Our schools are in the middle of a perfect storm

The independent spending watchdog, the National Audit Office, says schools face £3billion cuts in spending by 2020.

Meanwhile, Education Secretary Justine Greening has just announced a new funding formula for schools, which has been branded as ‘unfair’ by a host of Tory backbenchers and by six leading education organisations, from the National Association of Head Teacher to the NUT.

They say 98 per cent of schools will now face cuts in their budgets, as the pupil population increases and costs soar.

Meanwhile on the ground, head teachers are already struggling with a cocktail of rising costs – no wonder 60 per cent of schools and academies are now in the red.

They have had to contend with meeting unfunded pay awards (1 per cent year on year); the abolition of the contracted out rate of National Insurance adding 2 per cent to salary costs; the increase in the employers’ contribution rate for theTeachers’ Pension scheme of 2.38 per cent.

Schools are also having to cope with less support from cash-strapped local authorities – this is specifically acute with mental health services for children in difficulty.

Teacher recruitment and retention is at an all-time low, with staff leaving the profession in droves. Agencies are now demanding increased prices for staff with expertise in subjects in short supply, as well as excessive ‘signing-on’ fees forfull-time staff on contracts.

Schools now estimate that they face a real time reduction in overall funding of 8-9 per cent.

With further increases in employer pension contributions for all staff and the new Apprenticeship Levy, the funding gap is set to increase to 12-13 per cent within the next two years.

Subjects are already being cut, posts being left vacant, class sizes growing.

Schools leaders are increasingly faced with desperate choices of whether they can afford to have classrooms cleaned, sport pitches mowed or to keep hold of vital support staff who are essential to school communities.     

Since three quarters of school budgets are taken up by staffing costs, I fear compulsory redundancies will be next.

Whenever I attend Headteachers’ meetings and conferences up and down the country the feeling is the same.

They are all passionate about children and their future but are all utterly despondent and dismayed, particularly about finance and teacher recruitment.

This situation is not sustainable and is beyond the control of schools and school leaders. If it continues, it will blight the future of generations of young people.

No school, no teacher, no school leader wants their children to fail.  However, schools will soon be at the point whereheads are forced to make really drastic decisions that will significantly impact on young people’s lives and education.

If our young people are to have a genuine opportunity to succeed in life post-Brexit, we must give them the resources to set them on their way.

Specifically, Chancellor Phillip Hammond can bring forward additional funding in his March budget on 8th March.

You can tweet about it on social media using the hashtag #schoolcuts

And I would urge everyone who cares about education and the future of our children to make your views known in the Department for Education consultation on their new funding formula by calling for additional funding for your school.
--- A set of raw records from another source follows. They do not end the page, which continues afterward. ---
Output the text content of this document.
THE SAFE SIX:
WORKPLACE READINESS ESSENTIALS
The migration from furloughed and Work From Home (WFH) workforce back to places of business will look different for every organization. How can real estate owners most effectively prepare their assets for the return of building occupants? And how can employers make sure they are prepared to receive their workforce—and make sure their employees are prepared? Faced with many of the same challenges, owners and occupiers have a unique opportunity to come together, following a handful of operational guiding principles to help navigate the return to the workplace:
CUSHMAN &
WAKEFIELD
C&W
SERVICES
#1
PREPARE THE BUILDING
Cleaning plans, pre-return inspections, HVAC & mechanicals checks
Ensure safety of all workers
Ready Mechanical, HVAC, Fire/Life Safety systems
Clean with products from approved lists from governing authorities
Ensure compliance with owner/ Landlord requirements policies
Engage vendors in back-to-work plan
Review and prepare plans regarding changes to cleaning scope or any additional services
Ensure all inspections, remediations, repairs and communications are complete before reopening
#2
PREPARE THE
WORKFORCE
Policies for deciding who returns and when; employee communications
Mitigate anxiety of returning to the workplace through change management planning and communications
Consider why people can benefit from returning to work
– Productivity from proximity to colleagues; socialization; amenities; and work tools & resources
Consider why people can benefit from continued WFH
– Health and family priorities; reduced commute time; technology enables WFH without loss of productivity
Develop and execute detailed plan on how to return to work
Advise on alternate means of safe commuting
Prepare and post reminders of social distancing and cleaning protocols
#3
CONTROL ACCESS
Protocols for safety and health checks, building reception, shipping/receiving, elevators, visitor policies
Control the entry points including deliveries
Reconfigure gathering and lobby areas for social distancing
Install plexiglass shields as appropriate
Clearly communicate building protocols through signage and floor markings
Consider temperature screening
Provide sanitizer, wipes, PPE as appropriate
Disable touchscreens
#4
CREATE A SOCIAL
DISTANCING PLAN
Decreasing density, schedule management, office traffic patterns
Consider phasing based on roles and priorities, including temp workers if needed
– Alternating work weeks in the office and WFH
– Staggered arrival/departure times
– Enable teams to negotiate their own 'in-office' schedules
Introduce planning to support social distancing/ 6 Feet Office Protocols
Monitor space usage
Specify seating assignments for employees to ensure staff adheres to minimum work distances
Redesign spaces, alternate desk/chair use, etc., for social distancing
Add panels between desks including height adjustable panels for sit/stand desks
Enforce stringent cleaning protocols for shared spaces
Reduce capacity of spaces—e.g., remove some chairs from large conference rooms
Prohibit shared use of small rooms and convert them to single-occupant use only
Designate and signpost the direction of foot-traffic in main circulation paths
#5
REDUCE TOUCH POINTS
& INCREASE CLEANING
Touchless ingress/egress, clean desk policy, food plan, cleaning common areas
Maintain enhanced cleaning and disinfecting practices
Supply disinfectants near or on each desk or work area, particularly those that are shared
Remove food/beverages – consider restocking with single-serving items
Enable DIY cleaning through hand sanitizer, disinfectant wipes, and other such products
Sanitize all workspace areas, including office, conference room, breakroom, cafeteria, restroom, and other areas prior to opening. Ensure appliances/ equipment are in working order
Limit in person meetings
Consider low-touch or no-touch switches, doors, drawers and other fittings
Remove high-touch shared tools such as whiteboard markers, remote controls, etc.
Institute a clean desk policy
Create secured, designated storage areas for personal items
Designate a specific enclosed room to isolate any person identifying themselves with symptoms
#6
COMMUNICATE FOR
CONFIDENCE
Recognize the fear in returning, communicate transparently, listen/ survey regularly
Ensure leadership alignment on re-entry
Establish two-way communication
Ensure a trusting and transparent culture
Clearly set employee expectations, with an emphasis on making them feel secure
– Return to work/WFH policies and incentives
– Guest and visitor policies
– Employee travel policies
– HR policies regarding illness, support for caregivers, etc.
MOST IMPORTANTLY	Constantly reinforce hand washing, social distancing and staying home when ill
The deadline for responding to the consultation is 22nd March.

At the General Election the Tories promised parents that they would make England the ’best country in the world’ for education. 

It is clear now that their legacy will be one of cutting school budgets, super-sized class sizes, a ‘brain drain’ of teachers, decaying school buildings, and no progress made on the international league tables.

Our country and our children deserve better. We have a real fight on our hands to make sure that every child gets the best education possible.